Bild: Neue Haus-Herrin im Roten Rathaus: Giffey vor der Presse nach der ersten …
Berlin taz | Die Bilder des Tages kamen aus dem Abgeordnetenhaus. Als
Franziska Giffey am 21. Dezember 2021 [1][zur Regierenden Bürgermeisterin
Berlins gewählt wurde], saß ihr Vater, Wolfgang Süllke, auf den
Besucherrängen. Später sagte der 67-Jährige aus Briesen zwischen
Fürstenwalde und Frankfurt (Oder): „Ich bin sehr stolz auf meine Tochter.
Sie kommt aus einer Handwerkerfamilie und hat schon so viel erreicht.“
Was wird Franziska Giffey noch erreichen können? Und wie viel Handwerk
braucht es, um die Koalition aus SPD, Grünen und Linkspartei auf die
Erfolgsspur zu bringen?
„Drei Solisten machen noch kein Orchester. [2][Die drei müssen
zusammenfinden]“, hatte zuvor der Berliner Politikwissenschaftler Stephan
Bröchler, der an der Hochschule für Wirtschaft und Recht Berlin (HWR)
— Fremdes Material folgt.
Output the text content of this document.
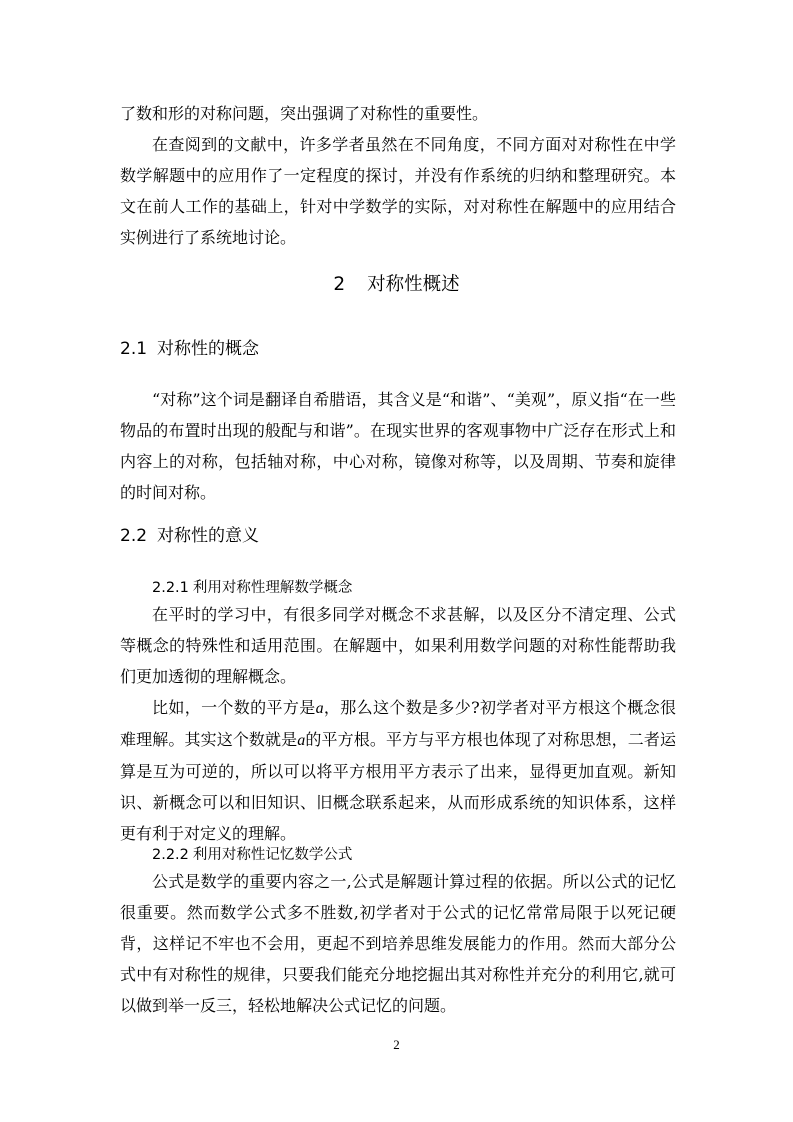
了数和形的对称问题，突出强调了对称性的重要性。

在查阅到的文献中，许多学者虽然在不同角度，不同方面对对称性在中学数学解题中的应用作了一定程度的探讨，并没有作系统的归纳和整理研究。本文在前人工作的基础上，针对中学数学的实际，对对称性在解题中的应用结合实例进行了系统地讨论。

2 对称性概述
2.1 对称性的概念

“对称”这个词是翻译自希腊语，其含义是“和谐”、“美观”，原义指“在一些物品的布置时出现的般配与和谐”。在现实世界的客观事物中广泛存在形式上和内容上的对称，包括轴对称，中心对称，镜像对称等，以及周期、节奏和旋律的时间对称。

2.2 对称性的意义
2.2.1 利用对称性理解数学概念

在平时的学习中，有很多同学对概念不求甚解，以及区分不清定理、公式等概念的特殊性和适用范围。在解题中，如果利用数学问题的对称性能帮助我们更加透彻的理解概念。

比如，一个数的平方是a，那么这个数是多少?初学者对平方根这个概念很难理解。其实这个数就是a的平方根。平方与平方根也体现了对称思想，二者运算是互为可逆的，所以可以将平方根用平方表示了出来，显得更加直观。新知识、新概念可以和旧知识、旧概念联系起来，从而形成系统的知识体系，这样更有利于对定义的理解。

2.2.2 利用对称性记忆数学公式

公式是数学的重要内容之一,公式是解题计算过程的依据。所以公式的记忆很重要。然而数学公式多不胜数,初学者对于公式的记忆常常局限于以死记硬背，这样记不牢也不会用，更起不到培养思维发展能力的作用。然而大部分公式中有对称性的规律，只要我们能充分地挖掘出其对称性并充分的利用它,就可以做到举一反三，轻松地解决公式记忆的问题。

2
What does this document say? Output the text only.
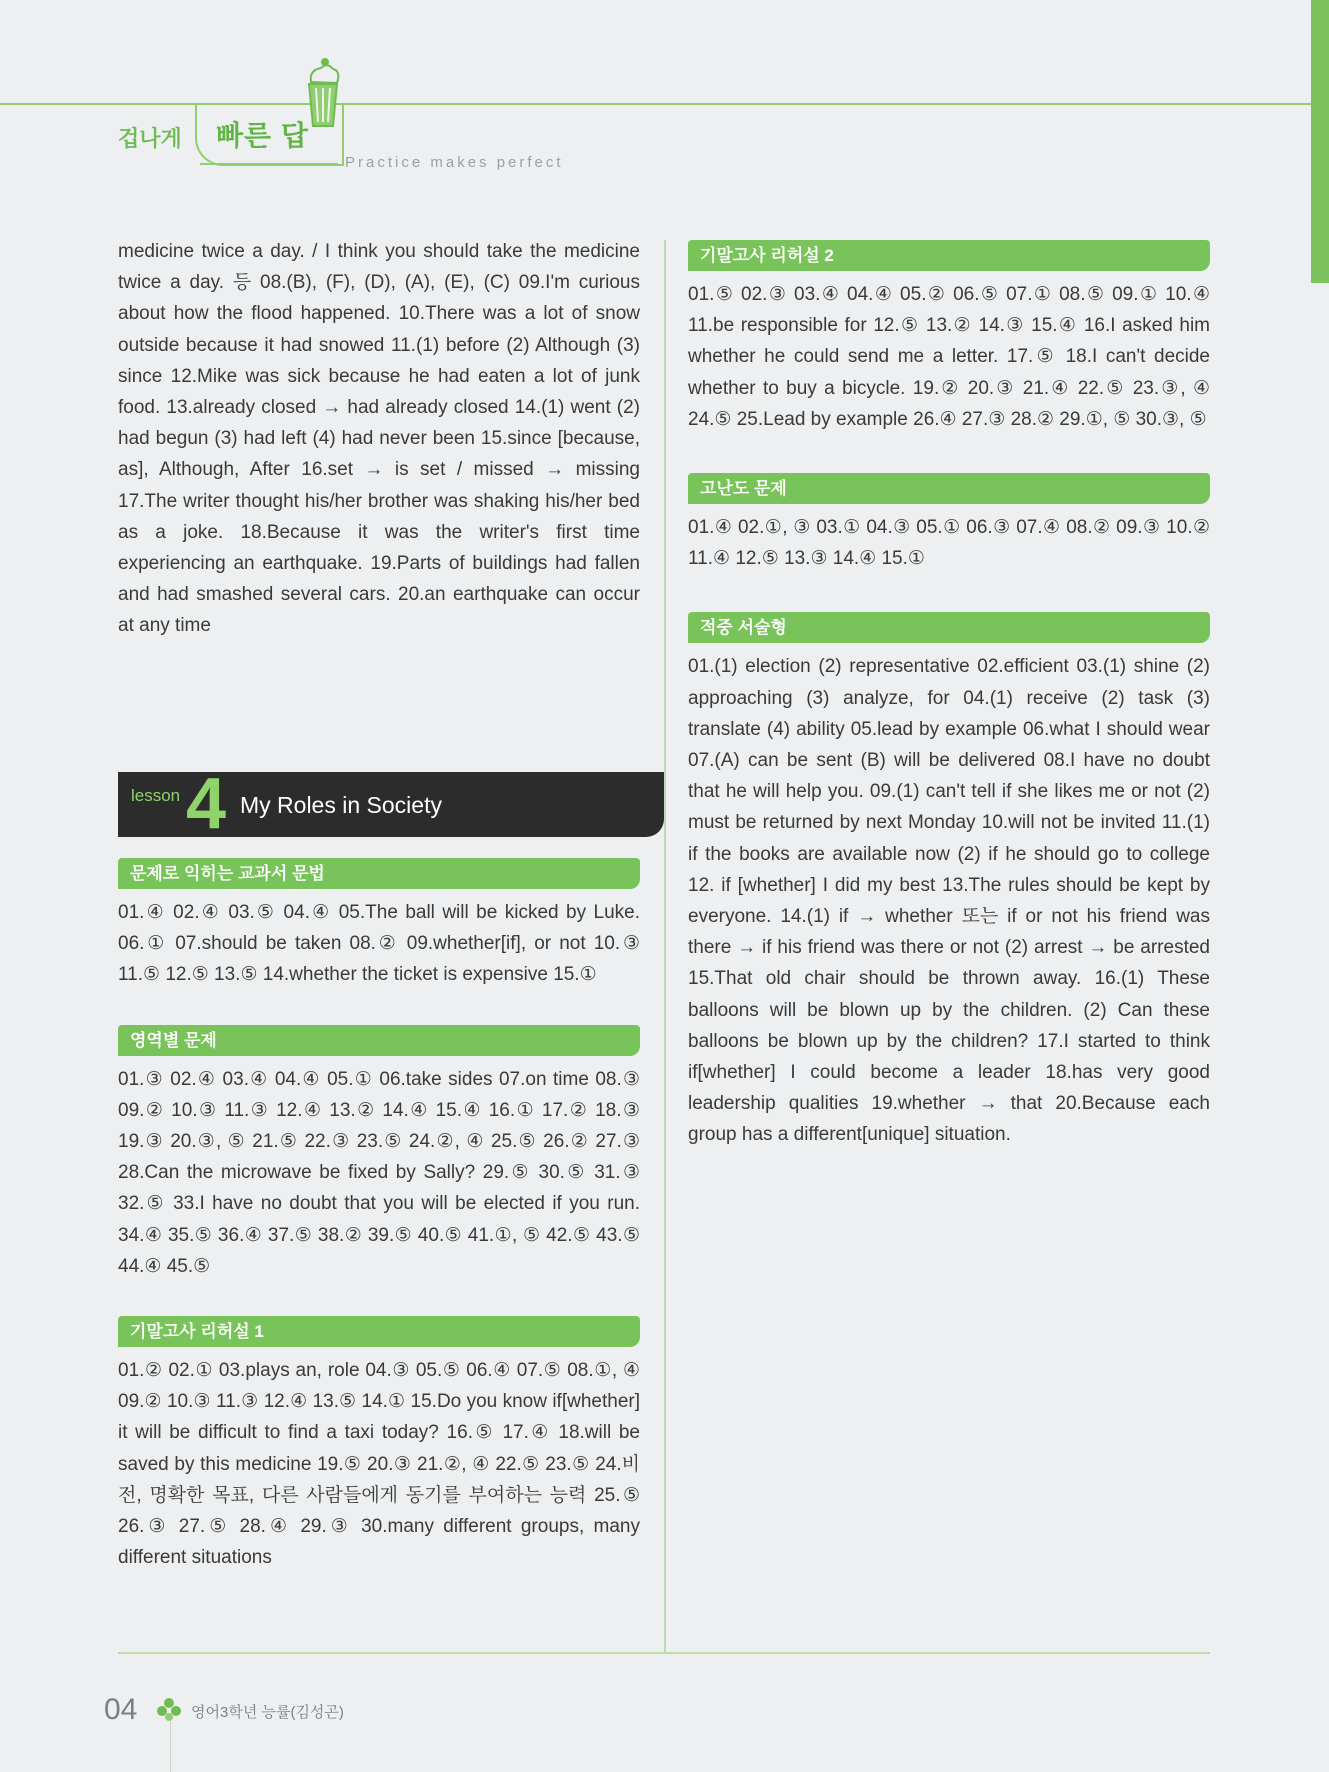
겁나게 빠른 답
Practice makes perfect

medicine twice a day. / I think you should take the medicine twice a day. 등 08.(B), (F), (D), (A), (E), (C) 09.I'm curious about how the flood happened. 10.There was a lot of snow outside because it had snowed 11.(1) before (2) Although (3) since 12.Mike was sick because he had eaten a lot of junk food. 13.already closed → had already closed 14.(1) went (2) had begun (3) had left (4) had never been 15.since [because, as], Although, After 16.set → is set / missed → missing 17.The writer thought his/her brother was shaking his/her bed as a joke. 18.Because it was the writer's first time experiencing an earthquake. 19.Parts of buildings had fallen and had smashed several cars. 20.an earthquake can occur at any time

lesson 4 My Roles in Society
문제로 익히는 교과서 문법

01.④ 02.④ 03.⑤ 04.④ 05.The ball will be kicked by Luke. 06.① 07.should be taken 08.② 09.whether[if], or not 10.③ 11.⑤ 12.⑤ 13.⑤ 14.whether the ticket is expensive 15.①

영역별 문제

01.③ 02.④ 03.④ 04.④ 05.① 06.take sides 07.on time 08.③ 09.② 10.③ 11.③ 12.④ 13.② 14.④ 15.④ 16.① 17.② 18.③ 19.③ 20.③, ⑤ 21.⑤ 22.③ 23.⑤ 24.②, ④ 25.⑤ 26.② 27.③ 28.Can the microwave be fixed by Sally? 29.⑤ 30.⑤ 31.③ 32.⑤ 33.I have no doubt that you will be elected if you run. 34.④ 35.⑤ 36.④ 37.⑤ 38.② 39.⑤ 40.⑤ 41.①, ⑤ 42.⑤ 43.⑤ 44.④ 45.⑤

기말고사 리허설 1

01.② 02.① 03.plays an, role 04.③ 05.⑤ 06.④ 07.⑤ 08.①, ④ 09.② 10.③ 11.③ 12.④ 13.⑤ 14.① 15.Do you know if[whether] it will be difficult to find a taxi today? 16.⑤ 17.④ 18.will be saved by this medicine 19.⑤ 20.③ 21.②, ④ 22.⑤ 23.⑤ 24.비전, 명확한 목표, 다른 사람들에게 동기를 부여하는 능력 25.⑤ 26.③ 27.⑤ 28.④ 29.③ 30.many different groups, many different situations

기말고사 리허설 2

01.⑤ 02.③ 03.④ 04.④ 05.② 06.⑤ 07.① 08.⑤ 09.① 10.④ 11.be responsible for 12.⑤ 13.② 14.③ 15.④ 16.I asked him whether he could send me a letter. 17.⑤ 18.I can't decide whether to buy a bicycle. 19.② 20.③ 21.④ 22.⑤ 23.③, ④ 24.⑤ 25.Lead by example 26.④ 27.③ 28.② 29.①, ⑤ 30.③, ⑤

고난도 문제

01.④ 02.①, ③ 03.① 04.③ 05.① 06.③ 07.④ 08.② 09.③ 10.② 11.④ 12.⑤ 13.③ 14.④ 15.①

적중 서술형

01.(1) election (2) representative 02.efficient 03.(1) shine (2) approaching (3) analyze, for 04.(1) receive (2) task (3) translate (4) ability 05.lead by example 06.what I should wear 07.(A) can be sent (B) will be delivered 08.I have no doubt that he will help you. 09.(1) can't tell if she likes me or not (2) must be returned by next Monday 10.will not be invited 11.(1) if the books are available now (2) if he should go to college 12. if [whether] I did my best 13.The rules should be kept by everyone. 14.(1) if → whether 또는 if or not his friend was there → if his friend was there or not (2) arrest → be arrested 15.That old chair should be thrown away. 16.(1) These balloons will be blown up by the children. (2) Can these balloons be blown up by the children? 17.I started to think if[whether] I could become a leader 18.has very good leadership qualities 19.whether → that 20.Because each group has a different[unique] situation.

04	영어3학년 능률(김성곤)
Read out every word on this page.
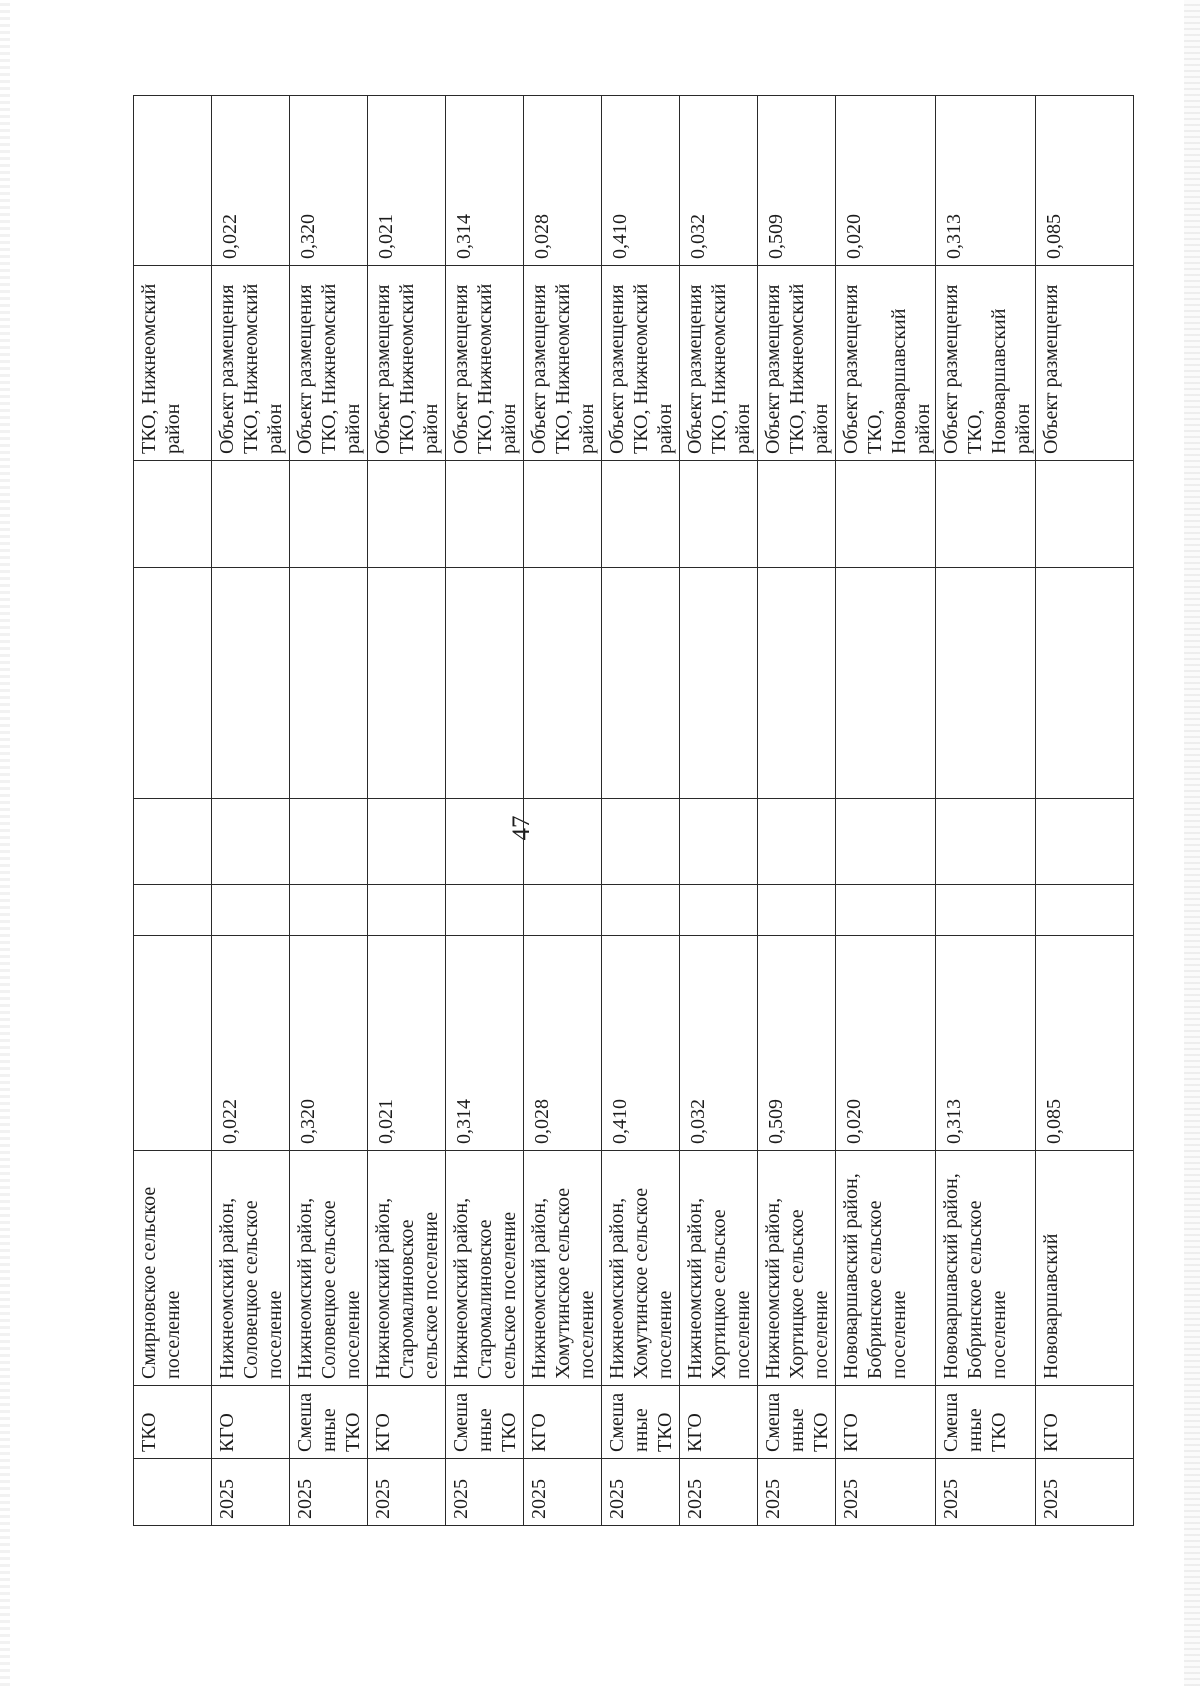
47
	ТКО	Смирновское сельское поселение						ТКО, Нижнеомский район	
2025	КГО	Нижнеомский район, Соловецкое сельское поселение	0,022					Объект размещения ТКО, Нижнеомский район	0,022
2025	Смешанные ТКО	Нижнеомский район, Соловецкое сельское поселение	0,320					Объект размещения ТКО, Нижнеомский район	0,320
2025	КГО	Нижнеомский район, Старомалиновское сельское поселение	0,021					Объект размещения ТКО, Нижнеомский район	0,021
2025	Смешанные ТКО	Нижнеомский район, Старомалиновское сельское поселение	0,314					Объект размещения ТКО, Нижнеомский район	0,314
2025	КГО	Нижнеомский район, Хомутинское сельское поселение	0,028					Объект размещения ТКО, Нижнеомский район	0,028
2025	Смешанные ТКО	Нижнеомский район, Хомутинское сельское поселение	0,410					Объект размещения ТКО, Нижнеомский район	0,410
2025	КГО	Нижнеомский район, Хортицкое сельское поселение	0,032					Объект размещения ТКО, Нижнеомский район	0,032
2025	Смешанные ТКО	Нижнеомский район, Хортицкое сельское поселение	0,509					Объект размещения ТКО, Нижнеомский район	0,509
2025	КГО	Нововаршавский район, Бобринское сельское поселение	0,020					Объект размещения ТКО, Нововаршавский район	0,020
2025	Смешанные ТКО	Нововаршавский район, Бобринское сельское поселение	0,313					Объект размещения ТКО, Нововаршавский район	0,313
2025	КГО	Нововаршавский	0,085					Объект размещения	0,085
lehrt, die Berliner Regierungsbildung kommentiert. „Es muss ihnen gelingen,
so etwas wie Teamgeist zu entwickeln.“
Womöglich wird Bröchler mit dieser Einschätzung dem Machtanspruch von
Franziska Giffey nur unzureichend gerecht. [3][Denn „Teamgeist“ ist nicht
unbedingt ihre Stärke.] Schon die Koalitionsverhandlungen von SPD, Grünen
und Linkspartei waren eine One-Woman-Show. Bei den Sitzungen der
sogenannten Dachgruppe, bei denen jeweils acht Vertreterinnen und Vertreter
der drei Parteien zusammenkamen, gab es keine wechselnden
Sitzungsleitungen. Sämtliche Runden wurden von Giffey selbst geleitet.
Jeder einzelne Satz des Koalitionsvertrags wurde von ihr aufgerufen, heißt
es aus Teilnehmerkreisen. Kontrolle und Machtanspruch in einem: Wie soll in
einer solchen Konstellation der „Teamgeist“ entstehen, den Bröchler
anspricht?
Kontrolle und Machtanspruch prägten auch Giffeys Auswahl der insgesamt vier
von der SPD gestellten Senatorinnen und Senatoren. Es sind vornehmlich
Vertraute wie Innensenatorin Iris Spranger, alte Bekannte wie
Bildungssenatorin Astrid-Sabine Busse oder loyale Parteigenossen wie
Bausenator Andreas Geisel, denen Giffey die Ernennungsurkunde überreicht
hat.
Damit niemand auf dumme Gedanken kommt, hat Giffey selbst bei der Wahl der
Staatssekretäre mitgemischt. So hatte Bildungssenatorin Busse bei der
Ernennung von Aziz Bozkurt und Alexander Slotty kein Mitspracherecht. Da
hat sich jemand also mit allen Mitteln der politischen Kunst Gefolgschaft
organisiert.
Franziska Giffey als „Eiserne Lady“ von Berlin? Eine, die im Zweifel eher
eigenmächtig als kollegial regiert? War Misstrauen und nicht Vertrauen das
Hauptmotiv bei ihren Personalentscheidungen?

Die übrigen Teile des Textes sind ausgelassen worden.